Ciertamente, las manifestaciones personistas contra la guerra de Irak no crearon un movimiento
político, pero dieron a luz a una masa que, en vez de hallarse quieta, se incorporaba. Aquella
mayoría fría y silenciosa de los años ochenta gira hacia la bulla emocionada del siglo XXI, y la
implosión que se atribuía a lo social se reconvierte en una explosión de gentes.

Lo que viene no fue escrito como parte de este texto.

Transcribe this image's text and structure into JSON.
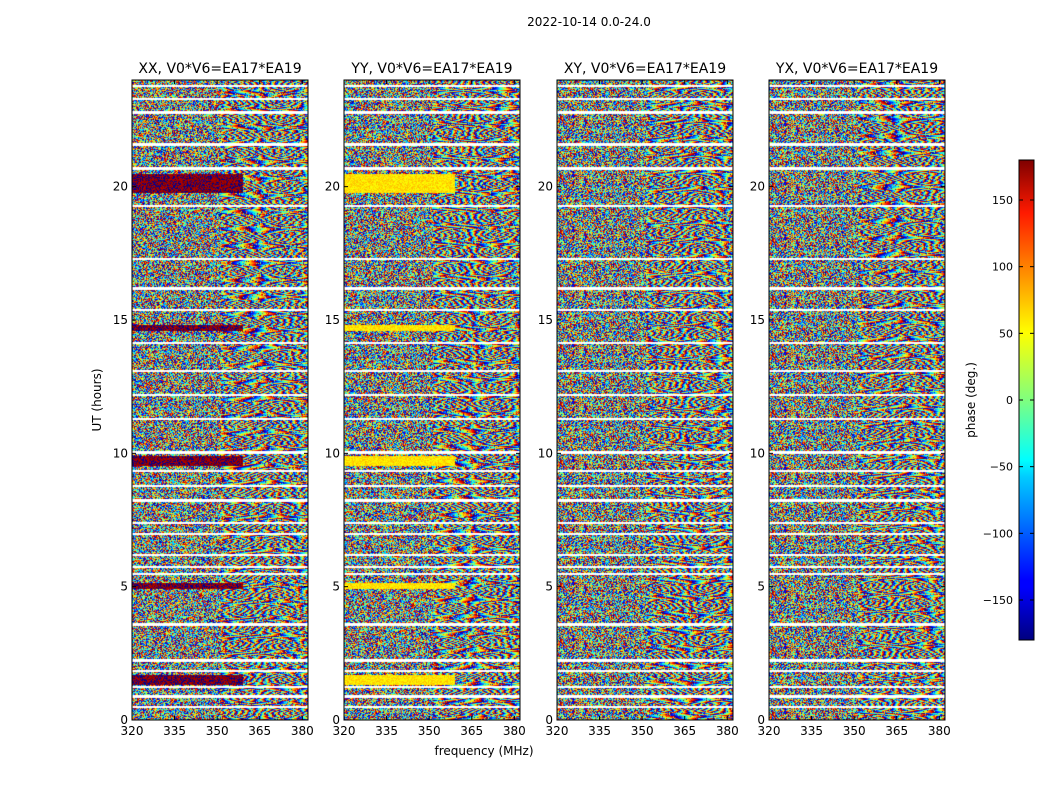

Hasta finales de los noventa, cuando imperaba el modelo de la televisión, los ciudadanos se
sentaban para ver los programas.
Ahora, sin embargo, los nuevos medios de comunicación, desde el móvil a internet, son
instrumentos activos e interactivos que incitan no sólo a ver sino a promover. El personismo es el
correlato de esta cultura que acciona, elige, reclama, se conecta. Hartos de ser tratados como objetos
y hastiados de acumular objetos, los consumidores aceptan la nueva creación del capitalismo de
ficción: el sobjeto. Un producto cultural que resulta posible gracias al paso de la sociedad de la
información, eminentemente técnica, a la sociedad de la conversación, sustancialmente afectiva y
femenina. ¿Una utopía de ficción? Mejor todavía: una golosina planetaria y personista dispuesta para
ser gozada y consumida. El optimismo empieza aquí: una vez agotados los discursos más tristes, las
ideologías profundas, la larga cultura de la lamentación y el prestigio del martirio.